With the boom in startups and the number of small and medium enterprises (SMEs) increasing exponentially, it’s time businesses start leveraging new-age technology. According to a recent report by Nasscom, the number of start-ups in India is the fourth highest in the world, at more than 3,100 start-ups. The report also predicts that the number is set to increase to 11,500 by 2020. However, start-ups have their own problems; more than 85 percent fall by the wayside. The government’s Digital India campaign is aimed at automating business processes, among other things so that running a business becomes simpler.
Enterprise resource planning (ERP) software is one such tool that promises to remove the headache of enterprises as far as all the different operations are concerned since all the accounting, inventory tracking, record keeping and invoicing are tedious tasks. ERP allows an enterprise to use a system of integrated and interlinked applications to manage business operations and automate several back office functions. The software integrates all operations of a business including product planning, development, manufacturing, sales and marketing—and all in a single database, application and user interface. Thus, removing the hassle from the everyday running of a business and increasing their operational efficiency. From Financials, Inventory and Customer Service to Payroll, Recruitment and Projects, the ERP can take care of all aspects in the lifecycle of a large, small or medium enterprise.

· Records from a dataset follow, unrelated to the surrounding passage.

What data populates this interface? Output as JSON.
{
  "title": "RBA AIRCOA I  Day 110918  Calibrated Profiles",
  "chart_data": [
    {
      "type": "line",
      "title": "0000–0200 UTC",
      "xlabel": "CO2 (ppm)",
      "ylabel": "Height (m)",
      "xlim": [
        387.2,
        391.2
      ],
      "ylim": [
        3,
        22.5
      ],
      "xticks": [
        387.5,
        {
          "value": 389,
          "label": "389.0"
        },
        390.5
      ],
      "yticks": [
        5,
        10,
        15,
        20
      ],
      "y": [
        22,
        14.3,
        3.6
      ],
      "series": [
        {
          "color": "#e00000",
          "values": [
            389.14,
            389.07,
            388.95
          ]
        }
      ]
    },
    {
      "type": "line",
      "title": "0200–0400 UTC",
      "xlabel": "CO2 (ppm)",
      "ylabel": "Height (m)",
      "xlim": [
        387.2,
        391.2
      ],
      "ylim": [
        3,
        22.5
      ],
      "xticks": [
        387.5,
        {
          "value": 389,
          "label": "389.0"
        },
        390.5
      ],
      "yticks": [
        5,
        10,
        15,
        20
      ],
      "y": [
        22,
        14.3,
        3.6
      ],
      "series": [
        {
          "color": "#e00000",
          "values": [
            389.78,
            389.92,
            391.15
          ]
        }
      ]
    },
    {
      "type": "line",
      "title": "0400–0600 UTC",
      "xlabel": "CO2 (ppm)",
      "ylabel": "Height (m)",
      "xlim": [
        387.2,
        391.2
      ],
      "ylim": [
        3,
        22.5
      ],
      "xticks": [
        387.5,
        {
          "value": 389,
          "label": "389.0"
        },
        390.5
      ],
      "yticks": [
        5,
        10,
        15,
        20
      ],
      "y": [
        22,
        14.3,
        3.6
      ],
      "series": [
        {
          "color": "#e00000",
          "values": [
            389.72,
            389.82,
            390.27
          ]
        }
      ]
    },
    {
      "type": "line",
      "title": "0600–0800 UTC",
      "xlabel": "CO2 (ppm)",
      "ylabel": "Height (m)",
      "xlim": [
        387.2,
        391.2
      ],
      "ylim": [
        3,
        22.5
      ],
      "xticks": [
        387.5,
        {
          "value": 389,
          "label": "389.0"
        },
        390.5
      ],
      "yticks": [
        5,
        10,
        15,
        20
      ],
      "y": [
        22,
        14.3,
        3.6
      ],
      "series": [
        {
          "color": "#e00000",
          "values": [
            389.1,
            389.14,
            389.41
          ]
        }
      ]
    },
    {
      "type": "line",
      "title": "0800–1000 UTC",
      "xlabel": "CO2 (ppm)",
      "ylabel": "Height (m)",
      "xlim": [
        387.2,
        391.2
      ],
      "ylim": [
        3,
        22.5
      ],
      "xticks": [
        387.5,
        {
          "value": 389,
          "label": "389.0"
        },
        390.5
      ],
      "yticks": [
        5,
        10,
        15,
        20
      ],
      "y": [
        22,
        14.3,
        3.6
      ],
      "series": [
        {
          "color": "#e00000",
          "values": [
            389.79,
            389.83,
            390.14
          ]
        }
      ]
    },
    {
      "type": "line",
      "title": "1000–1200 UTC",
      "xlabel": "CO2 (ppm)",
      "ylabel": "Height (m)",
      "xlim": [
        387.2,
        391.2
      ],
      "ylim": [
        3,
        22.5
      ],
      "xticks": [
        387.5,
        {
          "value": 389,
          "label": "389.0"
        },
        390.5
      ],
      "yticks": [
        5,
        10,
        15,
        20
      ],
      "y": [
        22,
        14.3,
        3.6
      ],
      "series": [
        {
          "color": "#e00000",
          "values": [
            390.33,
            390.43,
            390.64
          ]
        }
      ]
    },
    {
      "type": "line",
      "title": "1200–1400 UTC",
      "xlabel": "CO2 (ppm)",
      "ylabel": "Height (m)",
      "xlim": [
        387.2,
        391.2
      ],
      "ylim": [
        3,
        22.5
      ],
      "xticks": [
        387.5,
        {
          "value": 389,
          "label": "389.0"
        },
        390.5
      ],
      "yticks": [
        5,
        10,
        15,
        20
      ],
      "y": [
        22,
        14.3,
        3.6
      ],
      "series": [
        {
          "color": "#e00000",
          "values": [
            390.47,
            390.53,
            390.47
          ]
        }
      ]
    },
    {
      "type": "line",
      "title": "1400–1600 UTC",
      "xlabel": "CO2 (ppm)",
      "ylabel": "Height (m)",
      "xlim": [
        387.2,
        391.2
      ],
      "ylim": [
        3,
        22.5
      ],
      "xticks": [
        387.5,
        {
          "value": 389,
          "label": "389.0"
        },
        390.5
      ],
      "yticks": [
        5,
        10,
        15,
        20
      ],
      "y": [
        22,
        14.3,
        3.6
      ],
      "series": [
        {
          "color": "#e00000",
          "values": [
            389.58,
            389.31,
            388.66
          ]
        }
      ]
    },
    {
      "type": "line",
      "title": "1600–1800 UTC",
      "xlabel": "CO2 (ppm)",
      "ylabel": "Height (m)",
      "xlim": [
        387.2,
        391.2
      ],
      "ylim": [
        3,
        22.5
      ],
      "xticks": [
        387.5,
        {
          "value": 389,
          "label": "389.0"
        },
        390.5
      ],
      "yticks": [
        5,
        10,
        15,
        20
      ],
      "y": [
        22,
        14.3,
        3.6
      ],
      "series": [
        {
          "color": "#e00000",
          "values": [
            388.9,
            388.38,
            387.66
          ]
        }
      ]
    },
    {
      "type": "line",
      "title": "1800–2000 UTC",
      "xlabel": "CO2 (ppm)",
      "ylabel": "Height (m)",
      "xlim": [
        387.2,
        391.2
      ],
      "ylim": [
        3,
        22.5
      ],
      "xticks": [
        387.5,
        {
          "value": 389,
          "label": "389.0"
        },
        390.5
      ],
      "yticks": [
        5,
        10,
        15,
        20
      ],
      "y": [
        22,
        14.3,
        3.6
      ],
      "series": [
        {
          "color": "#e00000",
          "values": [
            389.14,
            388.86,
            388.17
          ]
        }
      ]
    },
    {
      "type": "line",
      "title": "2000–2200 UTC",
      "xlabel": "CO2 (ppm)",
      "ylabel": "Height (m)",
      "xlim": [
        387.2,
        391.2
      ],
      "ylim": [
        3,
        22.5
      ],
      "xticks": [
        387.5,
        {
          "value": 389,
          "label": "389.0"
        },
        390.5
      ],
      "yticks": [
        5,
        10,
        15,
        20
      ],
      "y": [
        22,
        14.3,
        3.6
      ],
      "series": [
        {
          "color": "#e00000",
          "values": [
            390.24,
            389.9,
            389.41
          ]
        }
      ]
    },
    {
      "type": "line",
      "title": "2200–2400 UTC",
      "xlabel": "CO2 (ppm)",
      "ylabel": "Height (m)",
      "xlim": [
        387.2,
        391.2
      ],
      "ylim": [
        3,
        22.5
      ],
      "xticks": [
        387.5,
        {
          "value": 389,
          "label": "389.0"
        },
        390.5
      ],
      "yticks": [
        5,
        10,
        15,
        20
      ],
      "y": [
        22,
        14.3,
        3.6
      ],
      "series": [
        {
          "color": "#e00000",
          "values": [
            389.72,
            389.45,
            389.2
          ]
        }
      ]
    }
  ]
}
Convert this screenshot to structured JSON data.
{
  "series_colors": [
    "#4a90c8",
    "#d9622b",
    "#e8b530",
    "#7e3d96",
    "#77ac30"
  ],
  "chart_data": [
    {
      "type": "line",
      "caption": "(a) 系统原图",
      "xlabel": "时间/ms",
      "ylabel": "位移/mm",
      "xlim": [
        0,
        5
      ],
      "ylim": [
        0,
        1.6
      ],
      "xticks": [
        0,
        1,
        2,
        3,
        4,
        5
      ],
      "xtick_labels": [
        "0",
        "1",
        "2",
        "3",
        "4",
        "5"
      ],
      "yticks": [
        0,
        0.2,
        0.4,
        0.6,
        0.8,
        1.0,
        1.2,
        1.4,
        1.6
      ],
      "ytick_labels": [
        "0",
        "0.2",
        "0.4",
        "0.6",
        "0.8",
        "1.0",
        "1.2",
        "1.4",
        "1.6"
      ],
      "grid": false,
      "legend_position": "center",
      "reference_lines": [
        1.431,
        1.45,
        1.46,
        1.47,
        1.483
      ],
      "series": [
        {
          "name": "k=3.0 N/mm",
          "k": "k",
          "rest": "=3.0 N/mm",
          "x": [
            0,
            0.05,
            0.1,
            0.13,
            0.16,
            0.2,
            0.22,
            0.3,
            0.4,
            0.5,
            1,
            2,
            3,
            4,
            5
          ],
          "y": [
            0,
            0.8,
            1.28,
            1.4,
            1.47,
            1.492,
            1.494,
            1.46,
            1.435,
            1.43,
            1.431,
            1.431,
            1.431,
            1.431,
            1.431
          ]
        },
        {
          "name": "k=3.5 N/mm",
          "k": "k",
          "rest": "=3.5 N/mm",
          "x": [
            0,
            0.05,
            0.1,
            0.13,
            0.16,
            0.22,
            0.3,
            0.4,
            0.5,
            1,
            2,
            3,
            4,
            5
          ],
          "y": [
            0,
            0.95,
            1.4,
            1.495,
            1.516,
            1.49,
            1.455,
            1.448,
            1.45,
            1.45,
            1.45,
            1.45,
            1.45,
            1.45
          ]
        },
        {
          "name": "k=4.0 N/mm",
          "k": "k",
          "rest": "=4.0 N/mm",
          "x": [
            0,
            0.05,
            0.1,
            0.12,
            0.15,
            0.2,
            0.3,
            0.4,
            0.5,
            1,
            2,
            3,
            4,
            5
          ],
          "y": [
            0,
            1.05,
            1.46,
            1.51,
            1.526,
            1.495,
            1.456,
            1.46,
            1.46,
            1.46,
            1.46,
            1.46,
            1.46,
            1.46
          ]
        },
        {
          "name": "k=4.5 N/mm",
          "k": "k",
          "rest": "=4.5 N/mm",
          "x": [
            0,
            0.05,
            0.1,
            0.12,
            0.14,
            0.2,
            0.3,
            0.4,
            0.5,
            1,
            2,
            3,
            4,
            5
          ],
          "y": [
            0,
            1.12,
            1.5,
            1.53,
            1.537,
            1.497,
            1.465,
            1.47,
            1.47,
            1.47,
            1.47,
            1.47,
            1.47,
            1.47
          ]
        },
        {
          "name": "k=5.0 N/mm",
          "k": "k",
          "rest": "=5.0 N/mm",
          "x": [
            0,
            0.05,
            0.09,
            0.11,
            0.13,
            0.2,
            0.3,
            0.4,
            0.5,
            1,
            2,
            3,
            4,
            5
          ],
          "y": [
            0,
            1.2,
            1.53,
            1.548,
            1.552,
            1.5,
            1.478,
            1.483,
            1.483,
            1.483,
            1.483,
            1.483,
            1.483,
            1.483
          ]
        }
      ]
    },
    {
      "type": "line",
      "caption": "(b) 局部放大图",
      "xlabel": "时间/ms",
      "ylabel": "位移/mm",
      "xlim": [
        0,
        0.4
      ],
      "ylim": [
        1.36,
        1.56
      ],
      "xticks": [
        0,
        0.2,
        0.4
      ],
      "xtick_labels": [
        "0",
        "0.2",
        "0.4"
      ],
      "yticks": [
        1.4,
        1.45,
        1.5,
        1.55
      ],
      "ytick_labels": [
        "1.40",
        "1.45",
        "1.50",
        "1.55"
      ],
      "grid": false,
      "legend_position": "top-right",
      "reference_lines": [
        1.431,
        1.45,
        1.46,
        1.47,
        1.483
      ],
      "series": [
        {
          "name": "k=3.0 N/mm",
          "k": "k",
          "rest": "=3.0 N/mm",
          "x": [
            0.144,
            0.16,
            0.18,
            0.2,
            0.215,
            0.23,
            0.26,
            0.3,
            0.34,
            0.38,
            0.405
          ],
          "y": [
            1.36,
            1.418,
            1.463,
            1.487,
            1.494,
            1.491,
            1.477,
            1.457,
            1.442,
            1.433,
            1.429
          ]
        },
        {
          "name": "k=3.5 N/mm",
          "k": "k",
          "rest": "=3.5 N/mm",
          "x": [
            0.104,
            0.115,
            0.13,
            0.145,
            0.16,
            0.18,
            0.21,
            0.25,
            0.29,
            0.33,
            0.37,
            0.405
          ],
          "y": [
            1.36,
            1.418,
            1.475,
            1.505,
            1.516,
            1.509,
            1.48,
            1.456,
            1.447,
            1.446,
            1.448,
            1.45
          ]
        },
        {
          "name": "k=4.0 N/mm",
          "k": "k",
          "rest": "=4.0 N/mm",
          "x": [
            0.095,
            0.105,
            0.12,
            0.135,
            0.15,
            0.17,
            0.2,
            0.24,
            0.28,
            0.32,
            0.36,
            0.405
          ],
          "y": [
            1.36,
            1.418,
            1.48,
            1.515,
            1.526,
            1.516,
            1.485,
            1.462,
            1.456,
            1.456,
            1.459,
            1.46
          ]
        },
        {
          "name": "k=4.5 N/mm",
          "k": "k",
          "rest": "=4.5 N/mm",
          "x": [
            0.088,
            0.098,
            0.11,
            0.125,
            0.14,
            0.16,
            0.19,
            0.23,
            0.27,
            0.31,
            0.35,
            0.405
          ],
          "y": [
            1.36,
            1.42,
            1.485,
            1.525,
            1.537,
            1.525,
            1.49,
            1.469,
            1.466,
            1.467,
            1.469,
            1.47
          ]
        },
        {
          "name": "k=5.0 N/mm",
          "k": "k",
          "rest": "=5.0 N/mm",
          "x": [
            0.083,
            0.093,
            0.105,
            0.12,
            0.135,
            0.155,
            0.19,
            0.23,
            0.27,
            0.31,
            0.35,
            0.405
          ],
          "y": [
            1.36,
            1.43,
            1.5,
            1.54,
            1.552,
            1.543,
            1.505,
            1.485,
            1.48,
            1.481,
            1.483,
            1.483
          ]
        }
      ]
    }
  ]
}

Trends and Predictions in ERP
According to a report by Gartner, a global research firm, by 2018, at least 25 percent of new core financial application deployments in large enterprises will be public Cloud Software as a Service (SaaS). Similarly, according to a survey conducted by Deskera, a cloud-based ERP provider in the South East Asia region, 67 percent SMEs think that problems of inventory management and invoicing can be tackled more efficiently with the help of an ERP. With rapid spread in the Internet and Cloud services coming within the reach of small enterprises, Software as a Service (SaaS) ERP will become increasingly cost-effective and easier to deploy, helping SMEs catch up with their bigger counterparts. Modern technologies such as ERP will no longer remain the bastion of big corporate; they will be accessible to most. Gartner has further predicted that, by 2018, at least 30 percent of service-centric companies will move the majority of their ERP applications to the Cloud.